The Stoic philosophers had a similar memento mori exercise, as Seneca urged: “The person who devotes every second of his time to his own needs and who organizes each day as if it were a complete life neither longs for nor is afraid of the next day.” Catholics hear a comparable spiritual injunction when they receive a mark made with ashes on their foreheads on Ash Wednesday: “Remember that you are dust, and to dust you shall return.”

No matter what religious or philosophical tradition you adhere to, a practice like one of these is worth incorporating into your own routine. You can write your own maranasati or memento mori, say.

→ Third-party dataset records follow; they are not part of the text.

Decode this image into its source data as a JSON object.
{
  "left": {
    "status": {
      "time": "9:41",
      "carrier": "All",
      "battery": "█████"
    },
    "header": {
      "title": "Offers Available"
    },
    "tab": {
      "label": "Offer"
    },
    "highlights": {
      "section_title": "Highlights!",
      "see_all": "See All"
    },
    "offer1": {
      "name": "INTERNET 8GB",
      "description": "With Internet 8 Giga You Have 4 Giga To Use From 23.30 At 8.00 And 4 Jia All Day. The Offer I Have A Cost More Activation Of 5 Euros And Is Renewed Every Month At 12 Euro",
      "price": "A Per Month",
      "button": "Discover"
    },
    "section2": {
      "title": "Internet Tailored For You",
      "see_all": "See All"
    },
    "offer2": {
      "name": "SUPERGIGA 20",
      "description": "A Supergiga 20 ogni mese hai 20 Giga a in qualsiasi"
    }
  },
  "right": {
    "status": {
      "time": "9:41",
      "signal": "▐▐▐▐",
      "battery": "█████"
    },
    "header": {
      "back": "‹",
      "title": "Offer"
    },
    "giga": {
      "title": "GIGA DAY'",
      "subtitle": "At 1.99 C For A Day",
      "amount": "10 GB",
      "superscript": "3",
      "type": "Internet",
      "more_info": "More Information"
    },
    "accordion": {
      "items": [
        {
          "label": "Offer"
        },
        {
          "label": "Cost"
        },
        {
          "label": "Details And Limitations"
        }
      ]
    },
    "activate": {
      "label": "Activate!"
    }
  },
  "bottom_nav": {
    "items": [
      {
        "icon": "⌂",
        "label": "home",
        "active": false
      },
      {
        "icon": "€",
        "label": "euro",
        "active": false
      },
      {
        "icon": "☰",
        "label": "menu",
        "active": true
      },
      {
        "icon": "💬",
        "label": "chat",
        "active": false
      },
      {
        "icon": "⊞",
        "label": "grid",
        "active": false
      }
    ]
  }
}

Or, as an easier way to start, on your birthday or an annual holiday, work out roughly how many you may have left and ask yourself whether you’re really spending your scarce time the way you want.

Being mindful of mortality in this more vivid, concrete way will help you find a greater measure of that positive acceptance—and use that to be more fully alive right now. And this will help you make choices that affect other people besides yourself: At your next family gathering, consider how many more such reunions you’d want to spend with your parents or other aging relatives. Think of an actual number. Then think of what you would need to do to increase that number—by making more of an effort to travel, or by moving to live closer, or by hosting the occasion yourself?

Tolstoy’s genius was not just in his ability to depict the terror of Ivan Ilyich’s death; he was also able to make real the bliss of his ultimate acceptance of death. As the weeks of his decline went by, Ivan began to see his wife’s efforts to keep up with society’s proprieties and conventions as trivial and tiresome, and he no longer regretted missing any of that. Finally, “he searched for his accustomed fear of death and could not find it,” writes Tolstoy. Ivan’s death is no tragedy at all, but the most natural thing in the world.

Even then, though, Tolstoy is not done; he ends with a true coup de grâce. At the very moment of his death, Ivan has an epiphany that might be the most consequential insight of all. As he is fading, he hears someone say, “It is finished.” In this last flickering moment of consciousness, Ivan considers what exactly is finished. Not his life, he decides, for it dawns on him: “Death is finished … It is no more!” And then, in peace, he slips away.